Dithienosilole-benzothiadiazole-based ternary copolymers with a D1–A–D2–A structure for polymer solar cells
Abstract
A series of narrow band gap conjugated copolymers comprising two electron-rich (donor, D) and one electron-deficient (acceptor, A) moieties regularly alternating along the polymer backbone were designed and synthesized. The ternary copolymers with the repeating unit in a D1–A–D2–A manner were constructed by copolymerizing a bisstannyled-D1 (D1 = cyclopentadithiophene or benzodithiophene-derivatives) and a dibromo-monomer (Br–A–D2–A–Br, D2 = dithienosilole, A = benzothiadiazole) through a palladium-catalyzed Stille polymerization. It was recognized that the optical properties, frontier molecular orbital energy levels and the photovoltaic performance of the resulting copolymers can be influenced by modifying the copolymerized D1 moiety.
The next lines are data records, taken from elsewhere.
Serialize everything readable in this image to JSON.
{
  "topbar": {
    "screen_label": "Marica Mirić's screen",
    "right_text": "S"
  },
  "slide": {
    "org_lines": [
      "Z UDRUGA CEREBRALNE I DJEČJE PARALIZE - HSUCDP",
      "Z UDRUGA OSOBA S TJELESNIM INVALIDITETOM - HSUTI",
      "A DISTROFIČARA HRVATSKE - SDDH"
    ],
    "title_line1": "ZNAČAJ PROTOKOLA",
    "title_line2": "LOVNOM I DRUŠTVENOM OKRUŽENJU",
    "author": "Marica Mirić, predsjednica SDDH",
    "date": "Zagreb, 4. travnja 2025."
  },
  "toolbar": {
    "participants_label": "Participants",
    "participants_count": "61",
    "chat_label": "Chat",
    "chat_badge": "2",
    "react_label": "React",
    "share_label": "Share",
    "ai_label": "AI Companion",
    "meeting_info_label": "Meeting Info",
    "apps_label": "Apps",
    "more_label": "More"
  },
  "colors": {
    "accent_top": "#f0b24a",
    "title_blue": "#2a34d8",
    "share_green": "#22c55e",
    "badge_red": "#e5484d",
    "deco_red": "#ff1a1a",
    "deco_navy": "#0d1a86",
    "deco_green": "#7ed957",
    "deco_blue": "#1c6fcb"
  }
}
By carefully optimizing the electron-donating behaviours and substitutions of the D1 unit, bulk-heterojunction solar cells with a power conversion efficiency of 4.11% were achieved based on an inverted device configuration of ITO/PFN-OX/PBDT-O-ADA:PC71BM/MoO3/Al. These results demonstrated that the construction of regularly alternating narrow band gap conjugated ternary copolymers can be an effective strategy for the development of electron-donating materials for polymer solar cells.